Me Gallant avait précédemment interrogé M. Marcil sur ses contacts avec les représentants d'une vingtaine d'entreprises de construction.

Plus tôt dans la journée, M. Marcil avait dit trouver «pernicieux» que les entrepreneurs qui venaient chercher les documents d'appels d'offres pouvaient voir quels concurrents y étaient allés aussi. Mais la Ville avait dû permettre cette façon de faire après que la Commission d'accès à l'information l'y eut obligée.

M. Marcil ne s'est cependant pas inquiété du fait que les entrepreneurs qui voulaient soumissionner sachent indirectement quelle était l'estimation du coût des travaux par la Ville, puisqu'il était connu que le montant du cautionnement qui leur était demandé équivalait à 10 pour cent du coût des travaux.

L'ancien directeur a par ailleurs nié avoir laissé à lui-même l'ingénieur Gilles Surprenant, qui a admis avoir touché des pots-de-vin pour faciliter la vie des entrepreneurs en construction qui faisaient de la collusion.

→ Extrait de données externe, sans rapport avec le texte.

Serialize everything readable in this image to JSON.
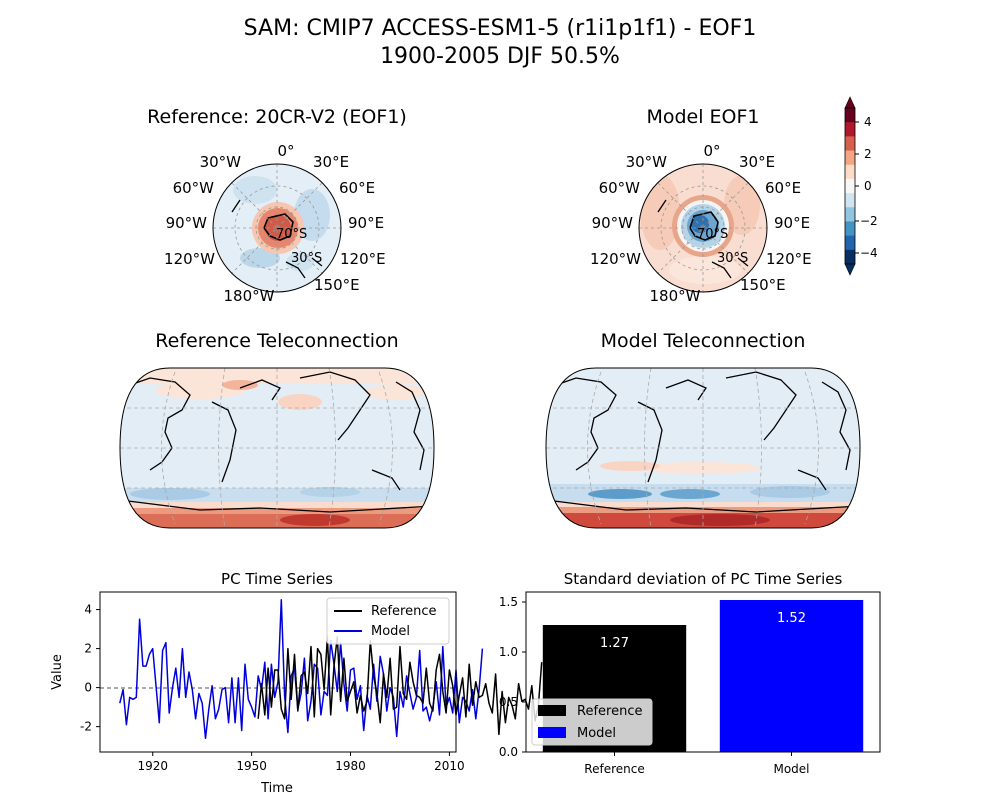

«On n'a pas laissé M. Surprenant à lui-même», s'est-il objecté, rappelant que cet ingénieur avait un chef de groupe et un chef de division pour superviser son travail. Et M. Surprenant, a-t-il rappelé, ne travaillait que sur 20 pour cent des projets.

En tout, entre huit et 12 instances devaient approuver les projets, a affirmé M. Marcil.